リングサイドで、南斗さんが、目に涙を浮かべながらこちらを見つめていた。
ああ、そうだ。
いた。
俺の強さを喜んでくれるひとが、ここにいた。
南斗さん。
南斗晶さん。
彼女との修行の日々は、楽しかった。
何度もプロレス技を受けて痛かったけど、彼女と一緒にいるだけで、心が満たされてゆくのを感じた。

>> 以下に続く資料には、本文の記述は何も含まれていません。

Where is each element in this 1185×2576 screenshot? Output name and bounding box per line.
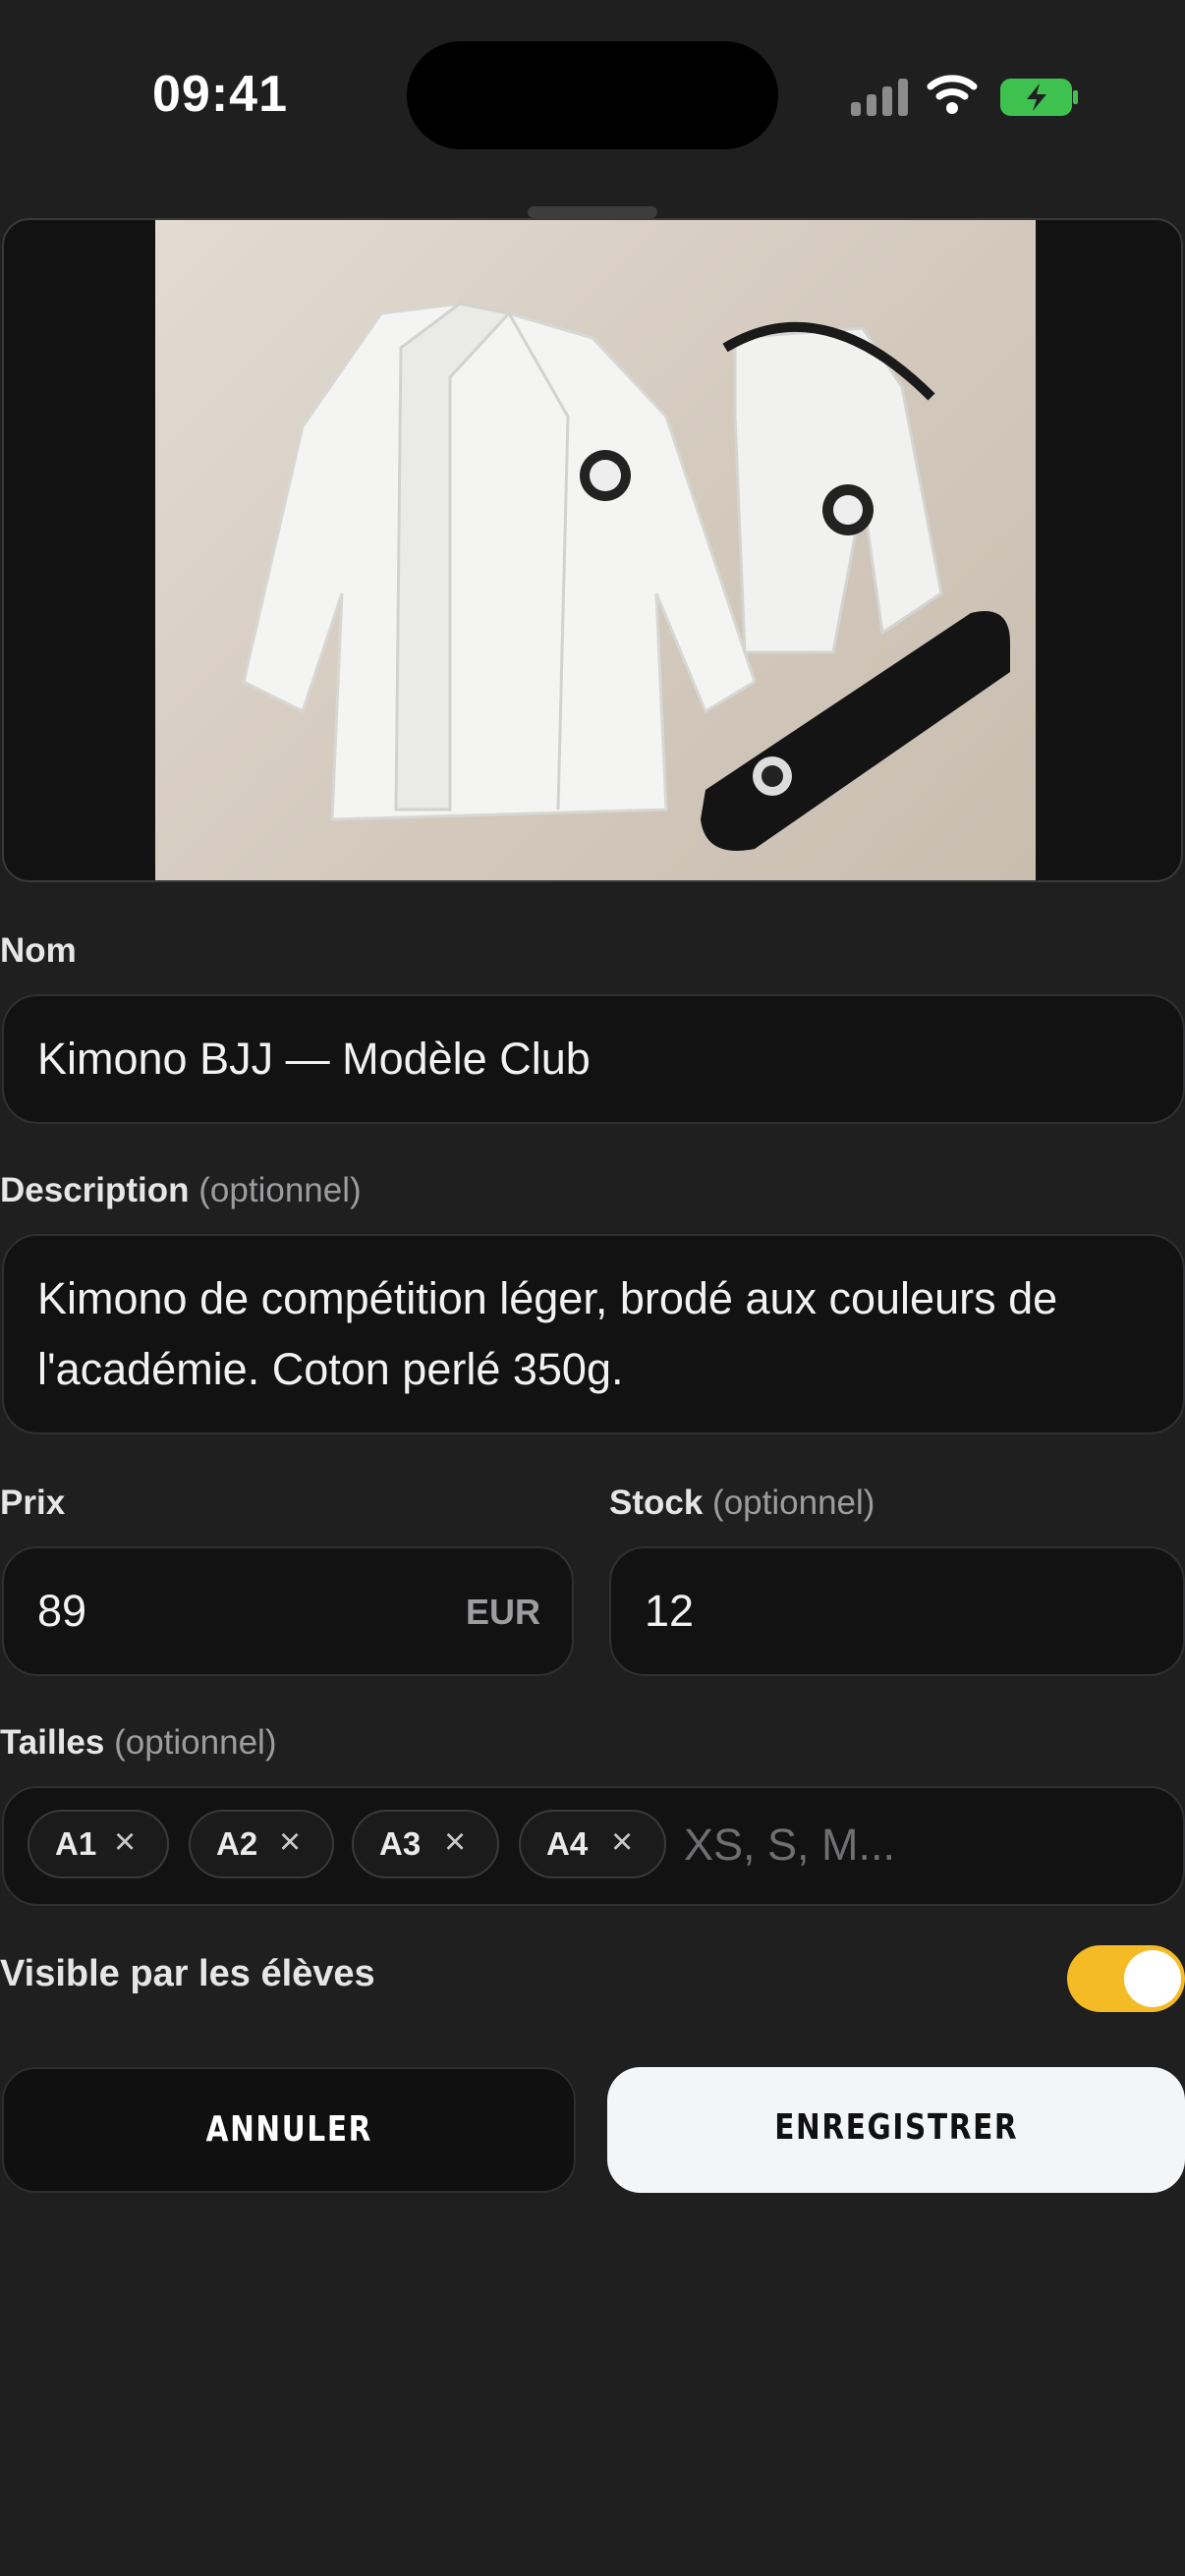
size-chip-label: A3 bbox=[379, 1825, 422, 1862]
size-chip[interactable]: A2 × bbox=[189, 1810, 334, 1878]
stock-label: Stock (optionnel) bbox=[609, 1484, 875, 1523]
size-chip-label: A1 bbox=[55, 1825, 97, 1862]
name-field-value: Kimono BJJ — Modèle Club bbox=[37, 1034, 591, 1084]
sheet-handle[interactable] bbox=[528, 206, 657, 218]
name-label-text: Nom bbox=[0, 931, 77, 970]
product-image bbox=[155, 220, 1036, 880]
sizes-optional-hint: (optionnel) bbox=[114, 1723, 277, 1762]
description-label-text: Description bbox=[0, 1171, 190, 1209]
name-label: Nom bbox=[0, 931, 77, 971]
size-chip-label: A2 bbox=[216, 1825, 258, 1862]
toggle-knob bbox=[1124, 1950, 1181, 2007]
sizes-label: Tailles (optionnel) bbox=[0, 1723, 276, 1763]
cellular-signal-icon bbox=[851, 77, 908, 116]
description-label: Description (optionnel) bbox=[0, 1171, 362, 1210]
size-chip[interactable]: A3 × bbox=[352, 1810, 499, 1878]
description-optional-hint: (optionnel) bbox=[198, 1171, 362, 1209]
chip-remove-icon[interactable]: × bbox=[279, 1821, 301, 1864]
chip-remove-icon[interactable]: × bbox=[114, 1821, 136, 1864]
battery-charging-icon bbox=[1000, 79, 1078, 116]
price-field[interactable]: 89 EUR bbox=[2, 1546, 574, 1676]
visible-label: Visible par les élèves bbox=[0, 1953, 375, 1995]
price-label-text: Prix bbox=[0, 1484, 66, 1522]
stock-field-value: 12 bbox=[645, 1586, 695, 1636]
visible-toggle[interactable] bbox=[1067, 1945, 1185, 2012]
price-currency: EUR bbox=[465, 1592, 540, 1632]
stock-label-text: Stock bbox=[609, 1484, 704, 1522]
cancel-button-label: ANNULER bbox=[205, 2109, 372, 2150]
description-field-line2: l'académie. Coton perlé 350g. bbox=[37, 1344, 624, 1394]
cancel-button[interactable]: ANNULER bbox=[2, 2067, 576, 2193]
sizes-label-text: Tailles bbox=[0, 1723, 105, 1762]
status-time: 09:41 bbox=[152, 66, 288, 123]
name-field[interactable]: Kimono BJJ — Modèle Club bbox=[2, 994, 1185, 1124]
status-bar: 09:41 bbox=[0, 0, 1185, 196]
wifi-icon bbox=[927, 75, 978, 114]
chip-remove-icon[interactable]: × bbox=[611, 1821, 633, 1864]
product-image-frame[interactable] bbox=[2, 218, 1183, 882]
visible-label-text: Visible par les élèves bbox=[0, 1953, 375, 1994]
size-chip[interactable]: A4 × bbox=[519, 1810, 666, 1878]
size-chip[interactable]: A1 × bbox=[28, 1810, 169, 1878]
dynamic-island bbox=[407, 41, 778, 149]
stock-optional-hint: (optionnel) bbox=[712, 1484, 875, 1522]
save-button[interactable]: ENREGISTRER bbox=[607, 2067, 1185, 2193]
price-label: Prix bbox=[0, 1484, 65, 1523]
description-field-line1: Kimono de compétition léger, brodé aux c… bbox=[37, 1273, 1058, 1323]
save-button-label: ENREGISTRER bbox=[773, 2107, 1019, 2148]
stock-field[interactable]: 12 bbox=[609, 1546, 1185, 1676]
description-field[interactable]: Kimono de compétition léger, brodé aux c… bbox=[2, 1234, 1185, 1434]
chip-remove-icon[interactable]: × bbox=[444, 1821, 466, 1864]
size-chip-label: A4 bbox=[546, 1825, 589, 1862]
price-field-value: 89 bbox=[37, 1586, 87, 1636]
sizes-input-placeholder[interactable]: XS, S, M... bbox=[684, 1820, 895, 1871]
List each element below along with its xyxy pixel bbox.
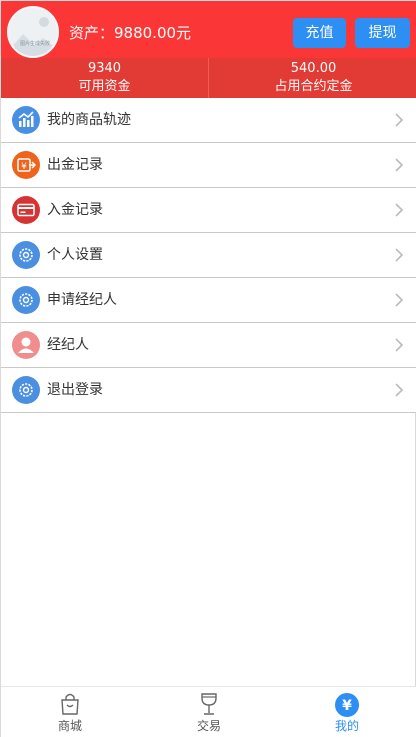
account-header: 图片生成失败 资产：9880.00元 充值 提现	[1, 1, 416, 58]
gear-icon	[12, 376, 40, 404]
menu-item-withdrawal-records[interactable]: ¥ 出金记录	[1, 143, 416, 188]
tab-trade[interactable]: 交易	[140, 687, 278, 737]
contract-deposit-value: 540.00	[290, 61, 337, 76]
withdraw-button[interactable]: 提现	[355, 18, 410, 48]
avatar-caption: 图片生成失败	[20, 40, 50, 47]
available-funds: 9340 可用资金	[1, 58, 208, 98]
bottom-tab-bar: 商城 交易 ¥ 我的	[1, 686, 416, 737]
available-funds-label: 可用资金	[78, 79, 131, 94]
menu-item-logout[interactable]: 退出登录	[1, 368, 416, 413]
menu-item-broker[interactable]: 经纪人	[1, 323, 416, 368]
yuan-coin-icon: ¥	[335, 693, 359, 717]
chevron-right-icon	[395, 338, 404, 352]
contract-deposit: 540.00 占用合约定金	[210, 58, 416, 98]
person-icon	[12, 331, 40, 359]
gear-icon	[12, 241, 40, 269]
chevron-right-icon	[395, 293, 404, 307]
tab-shop[interactable]: 商城	[1, 687, 139, 737]
chevron-right-icon	[395, 158, 404, 172]
chart-trend-icon	[12, 106, 40, 134]
recharge-button[interactable]: 充值	[293, 18, 346, 48]
svg-text:¥: ¥	[21, 162, 27, 172]
shopping-bag-icon	[61, 693, 79, 715]
chevron-right-icon	[395, 383, 404, 397]
menu-item-label: 我的商品轨迹	[47, 112, 131, 128]
menu-item-deposit-records[interactable]: 入金记录	[1, 188, 416, 233]
menu-item-product-history[interactable]: 我的商品轨迹	[1, 98, 416, 143]
gear-icon	[12, 286, 40, 314]
chevron-right-icon	[395, 113, 404, 127]
yuan-out-icon: ¥	[12, 151, 40, 179]
menu-item-label: 个人设置	[47, 247, 103, 263]
chevron-right-icon	[395, 203, 404, 217]
tab-mine[interactable]: ¥ 我的	[278, 687, 416, 737]
avatar-placeholder-icon: 图片生成失败	[9, 8, 57, 56]
menu-item-label: 退出登录	[47, 382, 103, 398]
contract-deposit-label: 占用合约定金	[274, 79, 353, 94]
menu-item-label: 入金记录	[47, 202, 103, 218]
available-funds-value: 9340	[87, 61, 122, 76]
wine-glass-icon	[201, 693, 217, 715]
menu-item-apply-broker[interactable]: 申请经纪人	[1, 278, 416, 323]
stats-divider	[208, 58, 209, 98]
svg-text:¥: ¥	[342, 698, 352, 714]
menu-item-label: 经纪人	[47, 337, 89, 353]
menu-item-label: 出金记录	[47, 157, 103, 173]
tab-shop-label: 商城	[57, 719, 82, 733]
account-menu: 我的商品轨迹 ¥ 出金记录 入金记录 个人设置 申请经纪人 经纪人 退出登录	[1, 98, 416, 413]
tab-mine-label: 我的	[334, 719, 359, 733]
app-frame: 图片生成失败 资产：9880.00元 充值 提现 9340 可用资金 540.0…	[0, 0, 416, 737]
menu-item-personal-settings[interactable]: 个人设置	[1, 233, 416, 278]
menu-item-label: 申请经纪人	[47, 292, 117, 308]
chevron-right-icon	[395, 248, 404, 262]
card-icon	[12, 196, 40, 224]
total-assets-text: 资产：9880.00元	[69, 24, 192, 42]
funds-summary: 9340 可用资金 540.00 占用合约定金	[1, 58, 416, 98]
tab-trade-label: 交易	[196, 719, 221, 733]
avatar[interactable]: 图片生成失败	[7, 6, 59, 58]
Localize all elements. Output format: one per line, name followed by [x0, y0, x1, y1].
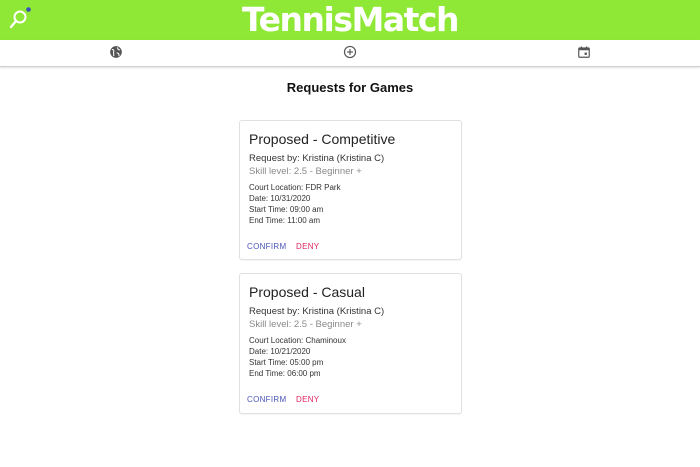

俺が、南斗さんの技をうまくかわしてみせると、彼女は輝くような笑顔を見せてくれた。
それを見て、俺は、胸が熱くなった。
空手をやっていてよかったと思えた。自分の強さを誇りに思うことができた。心に開いた大きな穴が、埋まるのを感じた。
……そうか。
ようやく、自分の気持ちに気付くことができた。
俺は、南斗さんのことが好きなんだ。
「立ってっ!健介君っ!!」
南斗さんが、泣きながら叫んだ。
誰だ?彼女を泣かしたヤツは?
俺か?そうだ。俺が負けようとしているから、南斗さんは泣いているんだ。南斗さんは、俺なんかのために、涙を流してくれているんだ。
「7っ!8っ!……」
意識がはっきりとしてきた。審判のカウントもはっきりと聞こえる。
南斗さんを泣かせてはいけない。南斗さんは、笑っている顔が、一番似合う。一番素敵なんだ。彼女の涙を止めなければいけない。それにはどうすればいいか。
「……勝つしかねえな」
俺は、起きあがった。全身に激痛が走る。痛めているのは足の骨だけではない。
「だああああああああっ!!」
しかし、俺は、その激痛を力に変えた。
そして、勢いよく立ちあがった。
「9っ!……………」
審判が、驚きの表情を浮かべてカウントを止めた。
観客のざわめきが聞こえた。
田山が、信じられないといった表情でこちらを見ていた。
リングサイドで、南斗さんは呆然としながら俺を見上げていた。
その目から流れる涙は、止まっていた。
「…………よし」
俺は、小さく笑みを浮かべ、拳を握りしめた。